Por ejemplo, los problemas de vigilancia y privacidad pueden remediarse a través de herramientas como las pruebas de conocimiento cero (ZPK, por su sigla en inglés), cuyo objetivo es verificar o “comprobar” la identidad sin recopilar datos sobre los participantes (por ejemplo, mediante autenticación por mensaje de texto o cadena de bloques). Las ZKP pueden utilizarse tanto en votaciones en línea como en contextos deliberativos; por ejemplo, para compartir información confidencial o hacer las veces de denunciante. Entretanto, la IA generativa puede facilitar conocimientos y recursos de aprendizaje anteriormente escasos a todo aquel que los necesite. En cuanto interlocutora adaptada a los ciudadanos, es capaz de explicar cuestiones de política técnicas utilizando el estilo cognitivo particular de la persona (por ejemplo, a través de imágenes) y de convertir sus contribuciones orales en textos escritos, si es necesario.

Pese a tener limitaciones y riesgos, la IA puede abrir las puertas a una mejor y más inclusiva versión de la democracia, una que a su vez dote a los gobiernos de la legitimidad y los conocimientos necesarios para supervisar el desarrollo de la IA. Probablemente, la reglamentación de la IA se controlará mejor y será más eficaz en las democracias empoderadas con IA.

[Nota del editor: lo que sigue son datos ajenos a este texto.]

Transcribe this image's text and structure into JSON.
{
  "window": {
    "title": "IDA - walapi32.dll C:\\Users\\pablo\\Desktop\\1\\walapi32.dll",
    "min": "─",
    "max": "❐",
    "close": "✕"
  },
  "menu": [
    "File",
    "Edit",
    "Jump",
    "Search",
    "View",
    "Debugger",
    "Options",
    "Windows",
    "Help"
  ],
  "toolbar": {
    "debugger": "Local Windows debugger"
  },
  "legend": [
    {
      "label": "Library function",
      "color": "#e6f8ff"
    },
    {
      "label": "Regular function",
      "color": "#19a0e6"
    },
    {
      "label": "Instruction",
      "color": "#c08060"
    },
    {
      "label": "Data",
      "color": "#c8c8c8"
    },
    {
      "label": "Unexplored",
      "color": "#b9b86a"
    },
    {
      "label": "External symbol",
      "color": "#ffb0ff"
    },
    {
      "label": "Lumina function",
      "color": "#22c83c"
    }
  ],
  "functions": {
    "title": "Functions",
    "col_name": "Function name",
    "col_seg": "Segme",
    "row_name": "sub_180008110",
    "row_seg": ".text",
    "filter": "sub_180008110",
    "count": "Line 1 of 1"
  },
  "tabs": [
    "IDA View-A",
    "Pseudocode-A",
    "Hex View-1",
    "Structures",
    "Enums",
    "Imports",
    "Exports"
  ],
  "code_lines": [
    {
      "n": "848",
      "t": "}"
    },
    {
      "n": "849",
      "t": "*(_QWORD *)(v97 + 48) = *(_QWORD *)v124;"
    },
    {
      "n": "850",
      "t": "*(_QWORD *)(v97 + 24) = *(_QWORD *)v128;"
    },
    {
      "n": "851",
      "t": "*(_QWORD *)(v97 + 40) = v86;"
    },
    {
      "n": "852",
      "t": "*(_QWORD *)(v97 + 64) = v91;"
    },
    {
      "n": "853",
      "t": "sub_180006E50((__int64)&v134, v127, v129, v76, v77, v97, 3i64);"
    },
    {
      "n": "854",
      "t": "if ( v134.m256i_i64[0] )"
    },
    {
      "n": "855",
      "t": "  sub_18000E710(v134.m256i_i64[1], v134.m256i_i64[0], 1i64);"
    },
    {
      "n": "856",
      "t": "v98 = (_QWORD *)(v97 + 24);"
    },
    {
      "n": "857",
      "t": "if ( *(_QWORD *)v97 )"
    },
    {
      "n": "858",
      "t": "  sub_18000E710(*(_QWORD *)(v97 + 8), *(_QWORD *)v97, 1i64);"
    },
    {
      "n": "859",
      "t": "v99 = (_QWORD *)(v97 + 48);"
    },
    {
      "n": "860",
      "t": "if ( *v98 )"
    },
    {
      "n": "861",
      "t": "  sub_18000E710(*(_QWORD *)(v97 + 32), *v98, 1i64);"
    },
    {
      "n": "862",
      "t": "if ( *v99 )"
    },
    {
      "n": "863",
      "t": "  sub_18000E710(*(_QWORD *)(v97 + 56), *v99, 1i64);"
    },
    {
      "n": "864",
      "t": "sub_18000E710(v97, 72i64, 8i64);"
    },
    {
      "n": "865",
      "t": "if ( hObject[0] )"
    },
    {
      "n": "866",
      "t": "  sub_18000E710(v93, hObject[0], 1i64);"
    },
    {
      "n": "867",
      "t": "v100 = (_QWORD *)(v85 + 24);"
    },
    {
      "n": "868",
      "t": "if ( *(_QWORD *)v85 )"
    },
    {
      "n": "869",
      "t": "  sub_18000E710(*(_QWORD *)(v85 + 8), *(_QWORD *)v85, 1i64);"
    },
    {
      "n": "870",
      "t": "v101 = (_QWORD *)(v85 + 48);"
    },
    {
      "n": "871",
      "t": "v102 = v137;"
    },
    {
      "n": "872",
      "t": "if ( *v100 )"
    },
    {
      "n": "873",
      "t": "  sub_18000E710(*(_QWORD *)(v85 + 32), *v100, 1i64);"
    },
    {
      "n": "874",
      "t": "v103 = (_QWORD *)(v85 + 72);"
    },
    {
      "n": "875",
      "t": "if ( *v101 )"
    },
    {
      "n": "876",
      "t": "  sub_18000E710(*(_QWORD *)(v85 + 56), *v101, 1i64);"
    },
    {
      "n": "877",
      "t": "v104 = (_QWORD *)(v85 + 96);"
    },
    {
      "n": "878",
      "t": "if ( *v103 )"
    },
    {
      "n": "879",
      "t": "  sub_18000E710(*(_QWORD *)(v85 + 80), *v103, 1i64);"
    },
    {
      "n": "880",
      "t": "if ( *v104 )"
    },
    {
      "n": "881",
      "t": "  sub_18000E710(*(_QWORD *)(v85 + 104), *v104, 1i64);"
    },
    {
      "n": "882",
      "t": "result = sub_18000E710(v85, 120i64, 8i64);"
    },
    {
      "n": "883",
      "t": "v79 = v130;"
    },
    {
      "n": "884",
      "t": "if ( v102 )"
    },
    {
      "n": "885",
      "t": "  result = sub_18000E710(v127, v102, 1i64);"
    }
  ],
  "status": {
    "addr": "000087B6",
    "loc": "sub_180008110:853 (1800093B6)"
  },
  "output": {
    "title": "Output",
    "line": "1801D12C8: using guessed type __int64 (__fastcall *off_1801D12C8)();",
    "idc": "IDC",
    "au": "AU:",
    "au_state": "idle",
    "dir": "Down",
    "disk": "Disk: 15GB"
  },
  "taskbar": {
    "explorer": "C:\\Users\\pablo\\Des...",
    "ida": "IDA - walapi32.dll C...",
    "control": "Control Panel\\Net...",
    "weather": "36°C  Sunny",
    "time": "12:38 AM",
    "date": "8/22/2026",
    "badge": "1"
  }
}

Aun así, existe el riesgo de que la propia democracia sea víctima de la revolución de la IA. Es preciso invertir urgentemente en herramientas de IA para acrecentar de forma segura el potencial de participación y deliberación de nuestros gobiernos.

HÉLÈNE LANDEMORE es profesora de Ciencias Políticas en la Universidad de Yale. También es miembro del Instituto de Ética de la IA de la Universidad de Oxford y asesora del programa Democratic inputs to AI en OpenAI.

Las opiniones expresadas en artículos y otros materiales pertenecen a los autores; no reflejan necesariamente la política del FMI.